Istanti di vuoto
Solve et coagula. Gli alchimisti dicevano così. L’esperienza intera, comprensiva di vita e morte, sembra avere come essenza il ritmo di un respiro. Dal nulla qualcosa appare e si manifesta, cresce fino ad un limite che confina con quel vuoto iniziale per poi ridiscendere fino a scomparirvi di nuovo dentro.
La fisica quantistica ha spiegato e dimostrato che le particelle subatomiche che compongono gli atomi appaiono e scompaiono continuamente dal nulla. Gli oggetti che vediamo non hanno un’esistenza costante, ma letteralmente appaiono e scompaiono senza sosta da un qualche altro luogo, e l’unico motivo per cui continuano a riapparire uguali a se stessi è l’idea indubitabile che noi, in quanto osservatori che danno forma a ciò che osservano, abbiamo di essi. E’ perché credo che la sedia sia solida e fatta in quel modo che continua a solidificarsi tale e quale.
La stessa identica cosa accade al nostro corpo fisico.

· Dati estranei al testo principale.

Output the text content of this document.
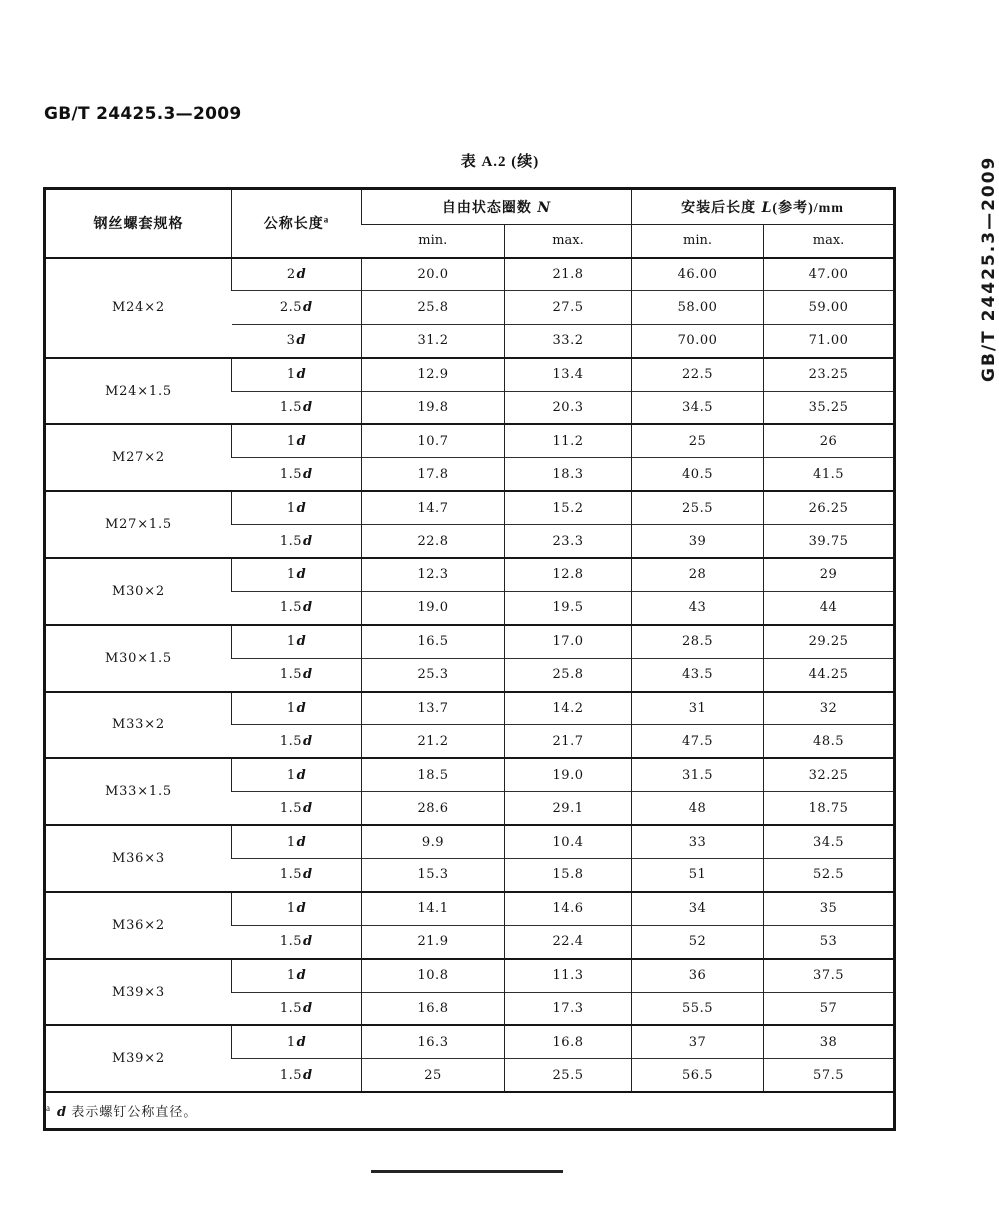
GB/T 24425.3—2009
GB/T 24425.3—2009
表 A.2 (续)
钢丝螺套规格	公称长度$^a$	自由状态圈数 N		安装后长度 L(参考)/mm	
		min.	max.	min.	max.
M24×2	2d	20.0	21.8	46.00	47.00
	2.5d	25.8	27.5	58.00	59.00
	3d	31.2	33.2	70.00	71.00
M24×1.5	1d	12.9	13.4	22.5	23.25
	1.5d	19.8	20.3	34.5	35.25
M27×2	1d	10.7	11.2	25	26
	1.5d	17.8	18.3	40.5	41.5
M27×1.5	1d	14.7	15.2	25.5	26.25
	1.5d	22.8	23.3	39	39.75
M30×2	1d	12.3	12.8	28	29
	1.5d	19.0	19.5	43	44
M30×1.5	1d	16.5	17.0	28.5	29.25
	1.5d	25.3	25.8	43.5	44.25
M33×2	1d	13.7	14.2	31	32
	1.5d	21.2	21.7	47.5	48.5
M33×1.5	1d	18.5	19.0	31.5	32.25
	1.5d	28.6	29.1	48	18.75
M36×3	1d	9.9	10.4	33	34.5
	1.5d	15.3	15.8	51	52.5
M36×2	1d	14.1	14.6	34	35
	1.5d	21.9	22.4	52	53
M39×3	1d	10.8	11.3	36	37.5
	1.5d	16.8	17.3	55.5	57
M39×2	1d	16.3	16.8	37	38
	1.5d	25	25.5	56.5	57.5
$^a$ d 表示螺钉公称直径。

Si potrebbe soffermarsi a riflettere sul fatto che per dare forma a qualcosa devo prima averlo visto in me: come potrebbe un osservatore sapere cosa osservare diversamente? E infatti la fisica ha dimostrato anche come il tempo funzioni non dal passato al futuro ma in senso esattamente opposto.
Questo movimento è insito in ogni singolo istante concepibile: la materia, come la coscienza ad essa intrecciata, pulsa continuamente, incessantemente, offrendo ad ogni pulsazione infinite possibilità di manifestazione. L’universo si dissolve e si ricondensa in ogni momento, benchè il tempo stesso appaia soltanto sul piano della manifestazione. In quel vuoto dall’apparenza, l’assenza di tempo coincide con l’eternità. Questa reale discontinuità di permanenza del nostro essere riguarda appunto non solo il corpo, ma la nostra stessa mente, intesa come insieme di idee su noi stessi, cioè il nostro io.
L’intervallo fra le pulsazioni, neanche a dirlo, tende all'infinito. Di che cosa è fatto? Ora, quell’infinitamente microscopico intervallo fra le apparizioni delle particelle, non può che essere lo spazio in cui avviene potenzialmente ogni trasformazione. In realtà non si tratta di uno spazio vuoto fra il presentarsi di due stati diversi, distinto da essi: uno spazio infinitamente piccolo, è anche eternamente presente. Non si può infatti dire dove finisce il vuoto e dove comincia il pieno. Cos’è quel pieno? Dove finisce la densità della materia? Essa è fatta di quel vuoto da cui si addensa, e il suo continuo apparire ha la durata di infinitesimali frazioni di attimi. Di fatto è tutto un vuoto.